Für das von Kanzlerin Merkel zugesagte effektive und vom BUND stets positiv bewertete Monitoring muss deshalb der Expertenrat für Klimaschutz die Regierungsmaßnahmen in einem Jahresgutachten evaluieren und eigene Vorschläge machen, so Weiger. „Nur wenn der Rat der Experten die Leitlinie für den Ehrgeiz beim Klimaschutz ist, hat er eine effektive Funktion.“ Zudem müsse der Bundestag als weitere „Transparenz- und Kontrollinstanz“ einbezogen werden. „Das ist wichtig, gerade weil Klimaschutz eine breite Akzeptanz haben muss“, sagt der BUND-Vorsitzende.

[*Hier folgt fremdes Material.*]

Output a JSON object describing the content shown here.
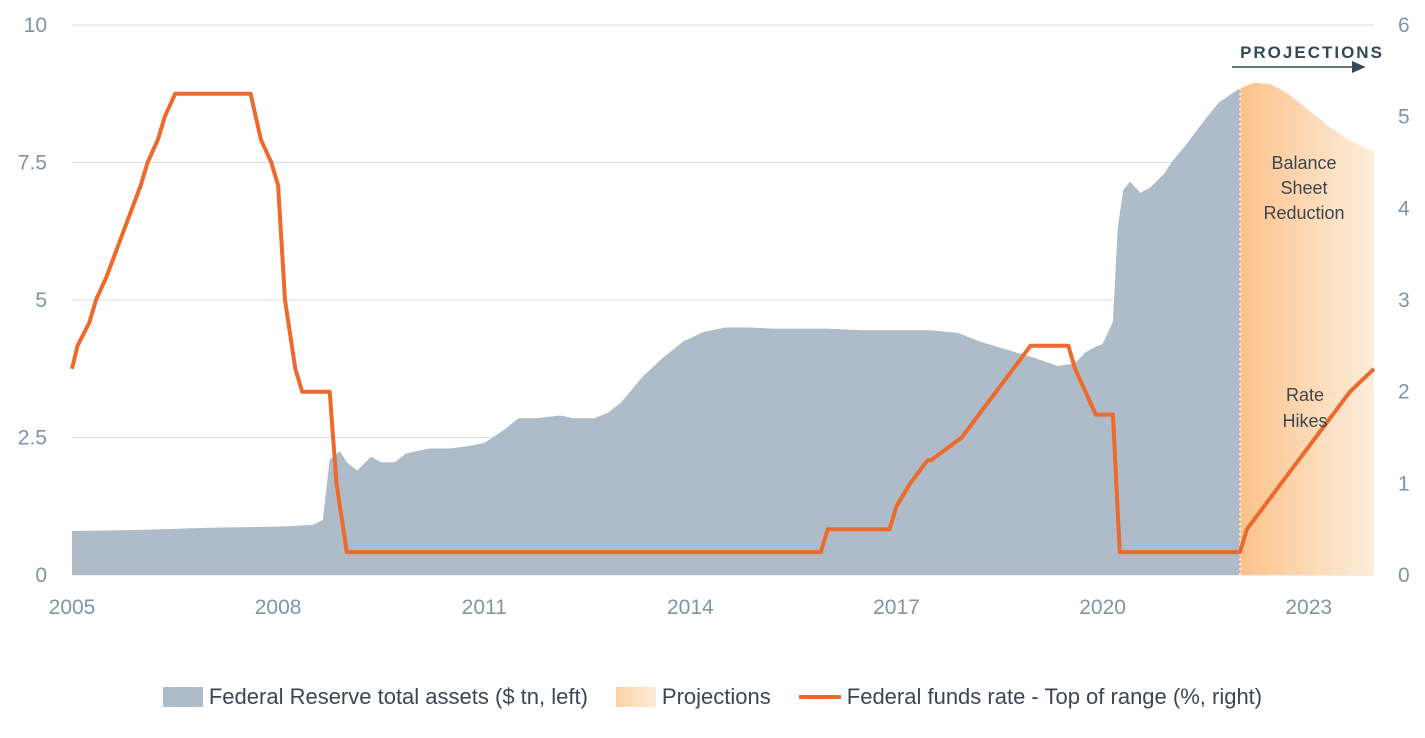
{
  "chart_data": {
    "type": "area+line",
    "title": "",
    "annotations": {
      "projections_header": "PROJECTIONS",
      "balance_sheet": [
        "Balance",
        "Sheet",
        "Reduction"
      ],
      "rate_hikes": [
        "Rate",
        "Hikes"
      ]
    },
    "x_ticks": [
      2005,
      2008,
      2011,
      2014,
      2017,
      2020,
      2023
    ],
    "xlim": [
      2005.0,
      2023.95
    ],
    "projection_start": 2022.0,
    "y_left": {
      "label": "Federal Reserve total assets ($ tn, left)",
      "lim": [
        0,
        10
      ],
      "ticks": [
        0,
        2.5,
        5,
        7.5,
        10
      ],
      "tick_labels": [
        "0",
        "2.5",
        "5",
        "7.5",
        "10"
      ]
    },
    "y_right": {
      "label": "Federal funds rate - Top of range (%, right)",
      "lim": [
        0,
        6
      ],
      "ticks": [
        0,
        1,
        2,
        3,
        4,
        5,
        6
      ],
      "tick_labels": [
        "0",
        "1",
        "2",
        "3",
        "4",
        "5",
        "6"
      ]
    },
    "series": [
      {
        "name": "Federal Reserve total assets ($ tn, left)",
        "axis": "left",
        "kind": "area",
        "color": "#adbcc8",
        "x": [
          2005.0,
          2006.0,
          2007.0,
          2008.0,
          2008.5,
          2008.65,
          2008.75,
          2008.9,
          2009.0,
          2009.15,
          2009.35,
          2009.5,
          2009.7,
          2009.85,
          2010.0,
          2010.2,
          2010.5,
          2010.8,
          2011.0,
          2011.3,
          2011.5,
          2011.75,
          2011.95,
          2012.1,
          2012.3,
          2012.6,
          2012.8,
          2013.0,
          2013.3,
          2013.6,
          2013.9,
          2014.2,
          2014.5,
          2014.85,
          2015.2,
          2015.6,
          2016.0,
          2016.5,
          2017.0,
          2017.5,
          2017.9,
          2018.2,
          2018.6,
          2019.0,
          2019.35,
          2019.6,
          2019.75,
          2019.9,
          2020.0,
          2020.15,
          2020.22,
          2020.3,
          2020.4,
          2020.55,
          2020.7,
          2020.9,
          2021.0,
          2021.2,
          2021.5,
          2021.7,
          2022.0
        ],
        "values": [
          0.8,
          0.82,
          0.86,
          0.88,
          0.91,
          1.0,
          2.1,
          2.25,
          2.05,
          1.9,
          2.15,
          2.05,
          2.05,
          2.2,
          2.25,
          2.3,
          2.3,
          2.35,
          2.4,
          2.65,
          2.85,
          2.85,
          2.88,
          2.9,
          2.85,
          2.85,
          2.95,
          3.15,
          3.6,
          3.95,
          4.25,
          4.42,
          4.5,
          4.5,
          4.48,
          4.48,
          4.48,
          4.45,
          4.45,
          4.45,
          4.4,
          4.25,
          4.1,
          3.95,
          3.8,
          3.85,
          4.05,
          4.15,
          4.2,
          4.6,
          6.3,
          7.0,
          7.15,
          6.95,
          7.05,
          7.3,
          7.5,
          7.8,
          8.3,
          8.6,
          8.85
        ]
      },
      {
        "name": "Projections",
        "axis": "left",
        "kind": "area",
        "color": "#fbd3a8",
        "x": [
          2022.0,
          2022.2,
          2022.45,
          2022.7,
          2023.0,
          2023.3,
          2023.6,
          2023.95
        ],
        "values": [
          8.85,
          8.95,
          8.92,
          8.75,
          8.45,
          8.15,
          7.9,
          7.7
        ]
      },
      {
        "name": "Federal funds rate - Top of range (%, right)",
        "axis": "right",
        "kind": "line",
        "color": "#ed6a2d",
        "x": [
          2005.0,
          2005.08,
          2005.25,
          2005.35,
          2005.5,
          2005.75,
          2006.0,
          2006.1,
          2006.25,
          2006.35,
          2006.5,
          2007.6,
          2007.75,
          2007.9,
          2008.0,
          2008.1,
          2008.25,
          2008.35,
          2008.5,
          2008.6,
          2008.75,
          2008.85,
          2009.0,
          2010.0,
          2012.0,
          2014.0,
          2015.9,
          2016.0,
          2016.9,
          2017.0,
          2017.2,
          2017.45,
          2017.5,
          2017.95,
          2018.2,
          2018.45,
          2018.7,
          2018.95,
          2019.5,
          2019.6,
          2019.75,
          2019.9,
          2020.15,
          2020.25,
          2020.35,
          2021.0,
          2022.0,
          2022.1,
          2022.35,
          2022.6,
          2022.85,
          2023.1,
          2023.35,
          2023.6,
          2023.95
        ],
        "values": [
          2.25,
          2.5,
          2.75,
          3.0,
          3.25,
          3.75,
          4.25,
          4.5,
          4.75,
          5.0,
          5.25,
          5.25,
          4.75,
          4.5,
          4.25,
          3.0,
          2.25,
          2.0,
          2.0,
          2.0,
          2.0,
          1.0,
          0.25,
          0.25,
          0.25,
          0.25,
          0.25,
          0.5,
          0.5,
          0.75,
          1.0,
          1.25,
          1.25,
          1.5,
          1.75,
          2.0,
          2.25,
          2.5,
          2.5,
          2.25,
          2.0,
          1.75,
          1.75,
          0.25,
          0.25,
          0.25,
          0.25,
          0.5,
          0.75,
          1.0,
          1.25,
          1.5,
          1.75,
          2.0,
          2.25
        ]
      }
    ],
    "legend": {
      "position": "bottom",
      "items": [
        {
          "label": "Federal Reserve total assets ($ tn, left)",
          "swatch": "area"
        },
        {
          "label": "Projections",
          "swatch": "projection"
        },
        {
          "label": "Federal funds rate - Top of range (%, right)",
          "swatch": "line"
        }
      ]
    },
    "grid": true,
    "colors": {
      "assets": "#adbcc8",
      "projection_strong": "#fbc28a",
      "projection_light": "#fdeedd",
      "rate": "#ed6a2d",
      "grid": "#d9dde1",
      "tick": "#7f94a6"
    }
  }
}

VKU-Präsident Michael Ebling:“…hätten ambitionierteres Handeln begrüßt“

„Die Bundesregierung hat ein umfassendes Klimaschutzprogramm auf den Weg gebracht. In der Summe lässt sich sagen: Mit diesem Programm wird der Klimaschutz in Deutschland ein erhebliches Stück vorankommen. Die Kommunalwirtschaft hätte bei einigen Maßnahmen allerdings ein ambitionierteres Handeln begrüßt – etwa bei der CO2-Bepreisung, der Wärmewende oder der Windenergie an Land.

Der Beschluss der Bundesregierung zeigt aber vor allem, dass Klimaschutz vor Ort stattfindet. Viele der enthaltenen Maßnahmen werden künftig direkt von den Kommunen und den kommunalen Unternehmen umgesetzt. Sei es im Bereich der Mobilität, der Strom- und Wärmeversorgung, der Energieeffizienz, der digitalen Infrastruktur oder etwa der Abfallentsorgung. Und weil gerade die Leichtathletik-WM war: Klimaschutz ist wie Zehnkampf. Es reicht nicht, nur in einer Disziplin gut zu sein.

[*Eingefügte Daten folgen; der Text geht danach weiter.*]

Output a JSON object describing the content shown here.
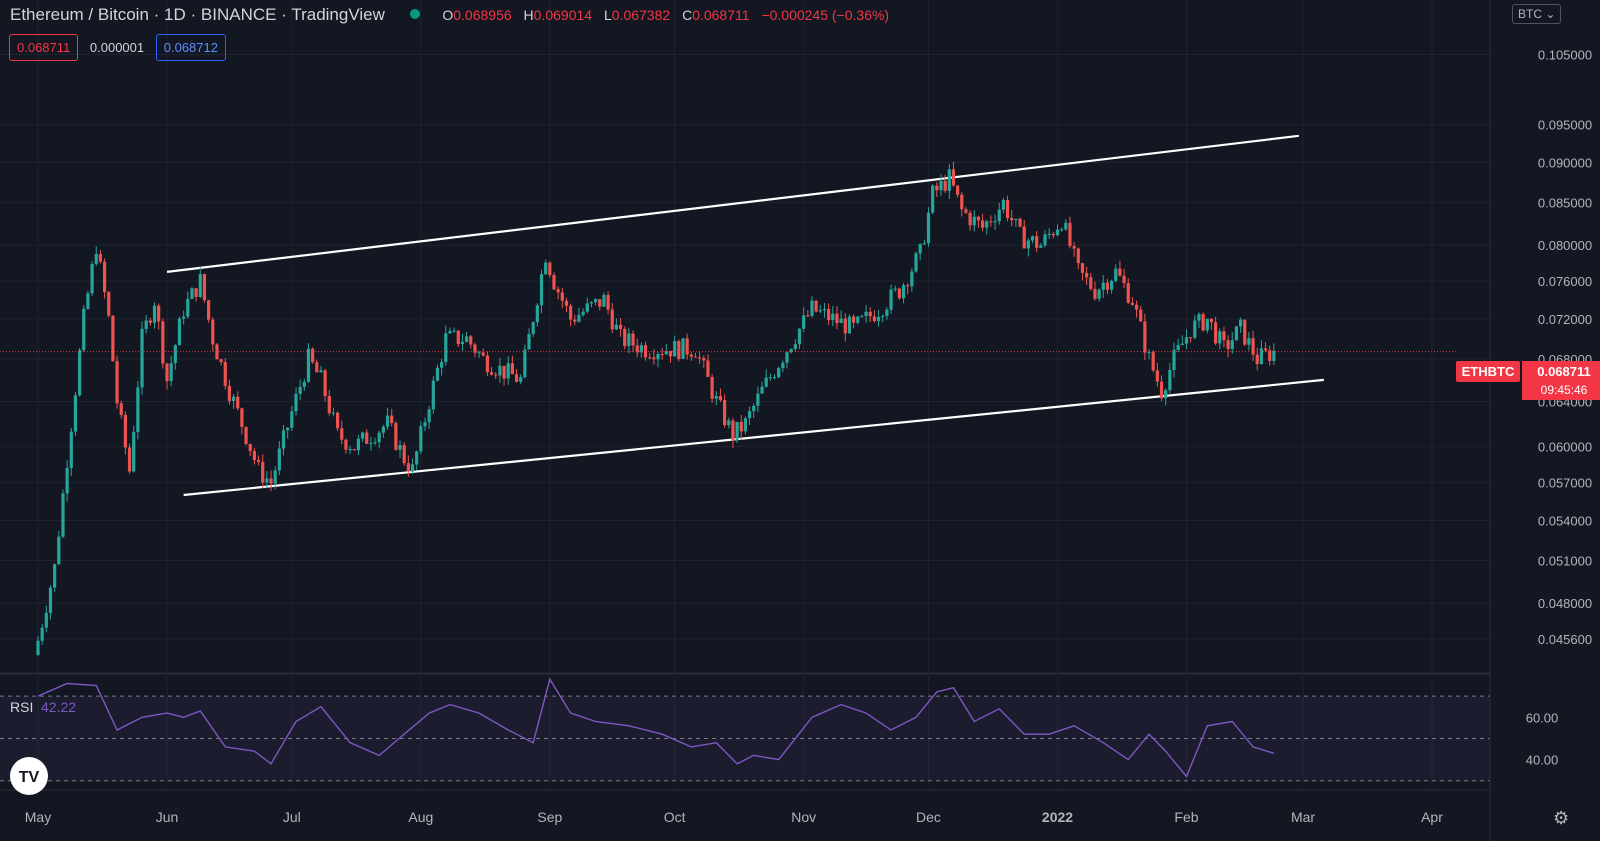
{
  "header": {
    "symbol_name": "Ethereum / Bitcoin",
    "interval": "1D",
    "exchange": "BINANCE",
    "source": "TradingView",
    "separator": "·",
    "ohlc": {
      "open_label": "O",
      "open": "0.068956",
      "high_label": "H",
      "high": "0.069014",
      "low_label": "L",
      "low": "0.067382",
      "close_label": "C",
      "close": "0.068711",
      "change": "−0.000245 (−0.36%)"
    }
  },
  "quote": {
    "bid": "0.068711",
    "spread": "0.000001",
    "ask": "0.068712"
  },
  "currency_button": "BTC ⌄",
  "ticker_label": {
    "symbol": "ETHBTC",
    "price": "0.068711",
    "countdown": "09:45:46"
  },
  "colors": {
    "background": "#131722",
    "up": "#26a69a",
    "down": "#ef5350",
    "rsi": "#7e57c2",
    "channel": "#ffffff"
  },
  "rsi_label": {
    "name": "RSI",
    "value": "42.22"
  },
  "chart_data": [
    {
      "type": "candlestick",
      "title": "Ethereum / Bitcoin · 1D · BINANCE",
      "y_scale": "log",
      "ylim": [
        0.0435,
        0.1135
      ],
      "y_ticks": [
        "0.105000",
        "0.095000",
        "0.090000",
        "0.085000",
        "0.080000",
        "0.076000",
        "0.072000",
        "0.068000",
        "0.064000",
        "0.060000",
        "0.057000",
        "0.054000",
        "0.051000",
        "0.048000",
        "0.045600"
      ],
      "x_ticks": [
        "May",
        "Jun",
        "Jul",
        "Aug",
        "Sep",
        "Oct",
        "Nov",
        "Dec",
        "2022",
        "Feb",
        "Mar",
        "Apr"
      ],
      "last_price": 0.068711,
      "close_series": {
        "dates": [
          "2021-05-01",
          "2021-05-05",
          "2021-05-08",
          "2021-05-12",
          "2021-05-15",
          "2021-05-18",
          "2021-05-20",
          "2021-05-23",
          "2021-05-26",
          "2021-05-29",
          "2021-06-01",
          "2021-06-05",
          "2021-06-09",
          "2021-06-12",
          "2021-06-16",
          "2021-06-20",
          "2021-06-23",
          "2021-06-26",
          "2021-07-01",
          "2021-07-05",
          "2021-07-08",
          "2021-07-12",
          "2021-07-16",
          "2021-07-20",
          "2021-07-24",
          "2021-07-28",
          "2021-07-30",
          "2021-08-03",
          "2021-08-07",
          "2021-08-12",
          "2021-08-16",
          "2021-08-20",
          "2021-08-25",
          "2021-08-31",
          "2021-09-02",
          "2021-09-06",
          "2021-09-10",
          "2021-09-14",
          "2021-09-18",
          "2021-09-24",
          "2021-10-01",
          "2021-10-06",
          "2021-10-11",
          "2021-10-15",
          "2021-10-18",
          "2021-10-22",
          "2021-10-28",
          "2021-11-03",
          "2021-11-08",
          "2021-11-13",
          "2021-11-19",
          "2021-11-24",
          "2021-11-29",
          "2021-12-02",
          "2021-12-06",
          "2021-12-09",
          "2021-12-14",
          "2021-12-19",
          "2021-12-23",
          "2021-12-28",
          "2022-01-02",
          "2022-01-06",
          "2022-01-10",
          "2022-01-15",
          "2022-01-19",
          "2022-01-23",
          "2022-01-26",
          "2022-01-29",
          "2022-02-02",
          "2022-02-06",
          "2022-02-10",
          "2022-02-14",
          "2022-02-18",
          "2022-02-22"
        ],
        "close": [
          0.0455,
          0.0505,
          0.059,
          0.072,
          0.08,
          0.072,
          0.064,
          0.058,
          0.07,
          0.074,
          0.066,
          0.073,
          0.076,
          0.07,
          0.065,
          0.061,
          0.058,
          0.057,
          0.063,
          0.068,
          0.066,
          0.061,
          0.06,
          0.061,
          0.062,
          0.059,
          0.058,
          0.064,
          0.07,
          0.07,
          0.068,
          0.067,
          0.066,
          0.079,
          0.076,
          0.072,
          0.073,
          0.074,
          0.07,
          0.069,
          0.069,
          0.069,
          0.064,
          0.061,
          0.062,
          0.065,
          0.069,
          0.073,
          0.072,
          0.071,
          0.073,
          0.075,
          0.079,
          0.086,
          0.088,
          0.084,
          0.082,
          0.085,
          0.081,
          0.08,
          0.083,
          0.077,
          0.075,
          0.077,
          0.074,
          0.068,
          0.065,
          0.068,
          0.071,
          0.072,
          0.069,
          0.071,
          0.068,
          0.0687
        ]
      },
      "channel": {
        "upper": {
          "from": [
            "2021-06-01",
            0.077
          ],
          "to": [
            "2022-02-28",
            0.0935
          ]
        },
        "lower": {
          "from": [
            "2021-06-05",
            0.056
          ],
          "to": [
            "2022-03-06",
            0.066
          ]
        }
      }
    },
    {
      "type": "line",
      "title": "RSI",
      "ylim": [
        28,
        80
      ],
      "y_ticks": [
        60,
        40
      ],
      "bands": [
        30,
        50,
        70
      ],
      "series": [
        {
          "name": "RSI",
          "dates": [
            "2021-05-01",
            "2021-05-08",
            "2021-05-15",
            "2021-05-20",
            "2021-05-26",
            "2021-06-01",
            "2021-06-05",
            "2021-06-09",
            "2021-06-15",
            "2021-06-22",
            "2021-06-26",
            "2021-07-02",
            "2021-07-08",
            "2021-07-15",
            "2021-07-22",
            "2021-07-28",
            "2021-08-03",
            "2021-08-08",
            "2021-08-15",
            "2021-08-22",
            "2021-08-28",
            "2021-09-01",
            "2021-09-06",
            "2021-09-12",
            "2021-09-20",
            "2021-09-28",
            "2021-10-05",
            "2021-10-11",
            "2021-10-16",
            "2021-10-20",
            "2021-10-26",
            "2021-11-03",
            "2021-11-10",
            "2021-11-16",
            "2021-11-22",
            "2021-11-28",
            "2021-12-03",
            "2021-12-07",
            "2021-12-12",
            "2021-12-18",
            "2021-12-24",
            "2021-12-30",
            "2022-01-05",
            "2022-01-12",
            "2022-01-18",
            "2022-01-23",
            "2022-01-27",
            "2022-02-01",
            "2022-02-06",
            "2022-02-12",
            "2022-02-17",
            "2022-02-22"
          ],
          "values": [
            70,
            76,
            75,
            54,
            60,
            62,
            60,
            63,
            46,
            44,
            38,
            58,
            65,
            48,
            42,
            52,
            62,
            66,
            62,
            54,
            48,
            78,
            62,
            58,
            56,
            52,
            46,
            48,
            38,
            42,
            40,
            60,
            66,
            62,
            54,
            60,
            72,
            74,
            58,
            64,
            52,
            52,
            56,
            48,
            40,
            52,
            44,
            32,
            56,
            58,
            46,
            43
          ]
        }
      ]
    }
  ]
}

Das Klimaschutzprogramm 2030 liefert wichtige Bausteine für den Transformationsprozess in den Kommunen hin zur nachhaltigen, vernetzten und klimaneutralen Stadt. Viele Städte und Gemeinden haben sich mit ihren lokalen Unternehmen schon auf den Weg gemacht. Die beschlossenen Maßnahmen werden diese Entwicklung weiter ankurbeln. So begrüßen wir etwa, dass Photovoltaik künftig stärker ausgebaut und Mieterstrommodelle vereinfacht werden sollen. Jetzt kommt es auf eine zügige Umsetzung der Maßnahmen an. Wir brauchen einen verlässlichen Rahmen, um zügig anzupacken und weitere Schritte zu mehr Klimaschutz vor Ort auf den Weg bringen zu können. Dies gilt insbesondere für den Ausbau der Kraft-Wärme-Kopplung und der notwendigen Wärmenetze. Indem etwa der Umstieg von Kohle auf Gas-KWK besser angereizt wird, können die Stadtwerke die Dekarbonisierung der Wärmeversorgung und die Reduzierung der Kohleverstromung voranbringen.“

BEE: Klimaschutzprogramm verhindert dynamischere Energiewende und Erreichen der Klimaziele

„Die Bundesregierung verabschiedet sich mit dem Klimaschutzprogramm 2030 de facto vom 65-%-Erneuerbare-Energien-Ziel bis 2030“, kritisiert Dr. Simone Peter, Präsidentin des Bundesverbands Erneuerbare Energie (BEE), die entsprechende Vorlage für die heutige Kabinettssitzung. „Die Stromerzeugung der verschiedenen Erneuerbaren-Quellen im Programm zusammengerechnet, ergibt für 2030 einen um etwa zwei bis viereinhalb Prozent geringeren Stromverbrauch als heute – das ist unrealistisch. Der Stromverbrauch wird steigen, da unter anderem für die Sektorenkopplung, für Wasserstoff-Anwendungen sowie die zunehmende Elektrifizierung des Verkehrs mehr sauberer Strom benötigt wird. Effizienzgewinne können das nicht abfedern.“

Das vorgelegte Klimaschutzprogramm 2030 benenne den Bedarf an Sektorenkopplung klar. Auch rücke es an zahlreichen Stellen Wasserstoff in den Vordergrund. Der – aus Sicht des BEE viel zu geringen – CO2-Bepreisung schreibt das Klimaschutzprogramm die Aufgabe zu, die richtigen Anreize für eine zunehmende Elektrifizierung und die sektorenübergreifende Energiewende zu setzen. All dies spiegele sich aber nicht in den Passagen zu den Zubauzahlen wider. „Vor allem die Windkraft wird weiter gebremst und verliert ihre wichtige Rolle für den Klimaschutz. Das ist nicht konsistent. Denn 65 Prozent Erneuerbare Energien sind ein fundamentaler Bestandteil der Energie- und Klimapolitik, im Koalitionsvertrag festgeschrieben und für die Einhaltung der Klimaschutzziele unbedingt notwendig. Auch die Planungssicherheit für die Industrie wird ganz nebenbei vom Tisch gewischt.“

Trotz umfassender Expertenkritik nach Bekanntwerden des ersten Entwurfs des Klimaschutzprogramms gab es keine Erhöhung des CO2-Preises. „10 Euro je Tonne CO2 entfalten keine ökologische Lenkungswirkung. Schnelle und spürbare Erfolge bei der CO2-Einsparung benötigen vor allem einen dynamischen Ausbau der Erneuerbaren Energien und einen wirksamen CO2-Preis. Das Klimaschutzprogramm 2030 wird diesen Aufgaben nicht gerecht“, so Peter abschließend.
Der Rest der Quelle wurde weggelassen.